Introduction of Robust Gout Criteria
Gout is the most common form of inflammatory arthritis, affecting nearly 4% of adult Americans. Five clinical classification criteria for gout currently exist. However, none of the currently available criteria has been adequately validated. The new classification criteria are an essential step forward to advance the research agenda in the modern era of gout management.
Existing sets of classification or diagnostic rules for gout have suboptimal sensitivity and/or specificity, and they were developed at a time when advanced imaging was not available. Additionally, the increasing prevalence of gout, advances in therapeutics and the development of international research collaborations to understand the impact, mechanisms and optimal treatment of this condition emphasize the need for accurate and uniform classification criteria for gout.
The new criteria released by the ACR, in collaboration with The European League Against Rheumatism, define the important disease features that are useful in classifying patient symptoms caused by this disease. Ultimately, the classification criteria provide a structure that will facilitate a better understanding of the disease and its course and expedite development of new therapies and clinical trials.
"The new criteria represent an international collaborative effort that incorporates the latest published evidence on imaging modalities, a data-driven approach with monosodium urate crystal (MSU) identification as a gold standard to reference key findings, and a decision analytic approach to inform the weighting of the scoring system," said Tuhina Neogi, MD, PhD, associate professor of medicine in the Boston University School of Medicine, as well as an associate professor of epidemiology in the Boston University School of Public Health.
Dr.

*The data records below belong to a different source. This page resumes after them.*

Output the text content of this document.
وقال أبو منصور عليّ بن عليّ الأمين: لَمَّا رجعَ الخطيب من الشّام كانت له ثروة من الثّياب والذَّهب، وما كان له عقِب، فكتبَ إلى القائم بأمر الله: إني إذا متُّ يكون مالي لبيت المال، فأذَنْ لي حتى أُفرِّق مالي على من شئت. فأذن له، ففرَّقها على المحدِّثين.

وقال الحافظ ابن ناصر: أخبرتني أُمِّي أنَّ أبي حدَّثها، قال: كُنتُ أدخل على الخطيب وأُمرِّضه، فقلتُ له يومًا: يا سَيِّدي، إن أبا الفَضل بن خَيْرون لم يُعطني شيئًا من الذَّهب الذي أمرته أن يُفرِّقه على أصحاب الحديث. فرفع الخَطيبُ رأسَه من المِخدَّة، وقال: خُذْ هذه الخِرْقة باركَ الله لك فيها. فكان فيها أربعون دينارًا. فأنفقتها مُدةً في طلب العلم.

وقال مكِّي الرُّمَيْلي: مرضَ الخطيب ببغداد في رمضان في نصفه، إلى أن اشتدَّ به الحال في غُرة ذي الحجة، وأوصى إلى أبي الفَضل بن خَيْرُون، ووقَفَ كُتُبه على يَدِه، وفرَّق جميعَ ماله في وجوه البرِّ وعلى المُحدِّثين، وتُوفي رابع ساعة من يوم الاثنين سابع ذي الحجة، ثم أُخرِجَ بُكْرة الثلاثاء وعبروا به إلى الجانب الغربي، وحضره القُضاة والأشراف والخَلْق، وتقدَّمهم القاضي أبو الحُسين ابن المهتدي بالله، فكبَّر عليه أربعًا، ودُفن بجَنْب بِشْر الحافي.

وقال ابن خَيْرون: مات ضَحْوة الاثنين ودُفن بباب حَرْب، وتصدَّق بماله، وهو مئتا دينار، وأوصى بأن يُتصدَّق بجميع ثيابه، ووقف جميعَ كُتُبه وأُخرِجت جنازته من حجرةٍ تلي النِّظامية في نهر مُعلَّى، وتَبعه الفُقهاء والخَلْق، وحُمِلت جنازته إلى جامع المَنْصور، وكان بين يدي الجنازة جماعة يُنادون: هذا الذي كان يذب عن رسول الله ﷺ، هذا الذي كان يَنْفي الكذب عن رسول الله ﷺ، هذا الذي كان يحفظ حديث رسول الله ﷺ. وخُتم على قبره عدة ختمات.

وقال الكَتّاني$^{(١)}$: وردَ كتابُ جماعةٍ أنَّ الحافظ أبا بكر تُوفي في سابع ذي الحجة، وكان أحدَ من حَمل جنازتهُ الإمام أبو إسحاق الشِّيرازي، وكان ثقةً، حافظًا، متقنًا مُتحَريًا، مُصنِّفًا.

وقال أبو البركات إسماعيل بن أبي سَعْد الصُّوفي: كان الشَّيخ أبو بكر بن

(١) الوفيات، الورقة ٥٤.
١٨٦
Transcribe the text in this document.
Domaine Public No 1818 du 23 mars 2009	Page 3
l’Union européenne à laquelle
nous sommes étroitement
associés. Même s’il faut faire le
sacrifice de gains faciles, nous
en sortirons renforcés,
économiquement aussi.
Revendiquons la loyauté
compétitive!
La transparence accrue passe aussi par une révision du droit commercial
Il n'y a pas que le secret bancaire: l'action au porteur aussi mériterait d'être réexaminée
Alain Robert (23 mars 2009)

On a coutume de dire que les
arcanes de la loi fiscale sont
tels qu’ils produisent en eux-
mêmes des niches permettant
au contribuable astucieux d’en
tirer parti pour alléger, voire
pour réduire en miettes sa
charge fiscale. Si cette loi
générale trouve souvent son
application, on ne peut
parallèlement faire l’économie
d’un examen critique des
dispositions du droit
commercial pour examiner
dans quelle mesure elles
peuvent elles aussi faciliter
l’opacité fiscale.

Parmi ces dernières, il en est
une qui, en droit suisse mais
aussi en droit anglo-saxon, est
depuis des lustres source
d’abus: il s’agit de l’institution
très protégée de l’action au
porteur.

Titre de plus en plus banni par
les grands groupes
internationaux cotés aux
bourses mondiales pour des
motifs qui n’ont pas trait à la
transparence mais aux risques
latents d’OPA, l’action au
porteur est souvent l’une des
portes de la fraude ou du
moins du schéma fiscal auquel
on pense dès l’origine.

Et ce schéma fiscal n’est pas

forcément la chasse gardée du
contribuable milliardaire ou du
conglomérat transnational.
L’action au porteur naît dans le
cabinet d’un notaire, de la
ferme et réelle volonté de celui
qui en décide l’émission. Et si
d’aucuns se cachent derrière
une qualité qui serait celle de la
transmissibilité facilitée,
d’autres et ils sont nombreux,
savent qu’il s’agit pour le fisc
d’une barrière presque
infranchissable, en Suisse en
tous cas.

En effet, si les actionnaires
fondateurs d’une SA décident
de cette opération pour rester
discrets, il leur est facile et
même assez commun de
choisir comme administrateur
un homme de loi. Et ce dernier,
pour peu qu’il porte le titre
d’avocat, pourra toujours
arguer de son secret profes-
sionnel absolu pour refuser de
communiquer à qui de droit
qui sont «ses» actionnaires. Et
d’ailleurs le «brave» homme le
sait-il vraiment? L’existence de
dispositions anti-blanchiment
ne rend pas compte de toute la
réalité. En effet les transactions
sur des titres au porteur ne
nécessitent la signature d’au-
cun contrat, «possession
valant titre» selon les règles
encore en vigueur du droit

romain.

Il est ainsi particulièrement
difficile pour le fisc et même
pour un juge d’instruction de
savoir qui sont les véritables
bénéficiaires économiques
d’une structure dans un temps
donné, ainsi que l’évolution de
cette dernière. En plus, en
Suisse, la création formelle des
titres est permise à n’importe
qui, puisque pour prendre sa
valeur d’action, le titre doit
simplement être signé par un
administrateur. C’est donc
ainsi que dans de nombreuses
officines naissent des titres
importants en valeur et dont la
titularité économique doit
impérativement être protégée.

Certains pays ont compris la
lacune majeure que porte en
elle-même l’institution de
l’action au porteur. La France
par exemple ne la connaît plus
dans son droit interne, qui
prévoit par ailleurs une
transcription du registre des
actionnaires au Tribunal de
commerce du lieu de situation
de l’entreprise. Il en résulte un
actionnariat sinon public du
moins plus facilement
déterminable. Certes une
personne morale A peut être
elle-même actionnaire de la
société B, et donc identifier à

Neogi is one of the lead investigators who helped develop the criteria and adds, "The criteria enable a standardized approach to identifying a relatively homogenous population who have the same clinical entity of gout for enrollment in studies. Fulfillment of these criteria will help to ensure that patients with the same disease are being evaluated, which will enhance our ability to study the disease, including performing outcomes studies and clinical trials."
Highlights of the new classification criteria include:
The entry criterion for the new classification criteria requires the occurrence of at least 1 episode of peripheral joint or bursal swelling, pain, or tenderness.
The presence of monosodium urate crystals in a symptomatic joint/bursa or in a tophus are a sufficient criterion for classification of the subject as having gout; further scoring is not required.
The domains of the new classification criteria include: clinical (pattern of joint/bursa involvement, characteristics and time of course of symptomatic episodes), laboratory (serum urate, monosodium urate crystal-negative synovial fluid aspirate), and imaging (double-contour sign on ultrasound or urate on dual-energy computed tomography, radiographic gout-related erosion).
The sensitivity and specificity of the criteria are high (92 percent and 89 percent, respectively).